Yes, the time has arrived. I figured I would just put it out there and let you guys know.
We have been trying to get pregnant for just a couple of months now.
My greatest desire is to become a mother and have the privelage
to nurture and raise one of Heavenly Father's precious children.
It has been exciting these past few months, knowing that hopefully any day
now I will be able to read a test that shows up "Pregnant"
I picture and imagine that moment in my head. My heart longs for this day.
Sitting there with my heart beating a gazillion miles a minute hoping
and praying that the test will come out positive.
Reading it, crying and praising God for His goodness and His promises.
The overwhelming excitement and joy of telling my
Husband and eventually family and friends.
This is what I hope for. I hope that it will happen soon.

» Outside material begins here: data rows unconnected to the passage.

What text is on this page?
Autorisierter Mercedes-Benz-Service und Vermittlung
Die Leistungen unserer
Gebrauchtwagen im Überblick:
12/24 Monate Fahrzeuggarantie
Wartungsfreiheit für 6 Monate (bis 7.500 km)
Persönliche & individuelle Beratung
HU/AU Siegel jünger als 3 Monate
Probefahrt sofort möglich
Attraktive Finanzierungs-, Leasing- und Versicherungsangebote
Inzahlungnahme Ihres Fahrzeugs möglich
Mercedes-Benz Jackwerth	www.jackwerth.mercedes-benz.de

Even though it's an exciting time right now, it has also
been stressful and disappointing too. Every month that approaches
I get a test and think "okay this might be it!"
Then its negative....
Month after month, after month....
I get disappointed. I get sad.
Then I have to wait another month.
But throughout all of this its' teaching me alot
patience and to rely soley on the Lord and His plan for my life.
I have come to realize that I can only do so much and that
ultimately it is not in my hands. It's in the Lords hands and His perfect timing.
I believe that sometimes God doesn't give you what you want when you want it,
not beacuse you don't deserve it, but because you deserve so much more and He
has something really really big in store.
So I am going to be hopeful, prayerful
and wait on the Lord to see just what He has in store!
Are you trying to get pregnant?
I would love to hear some of your thoughts and stories too!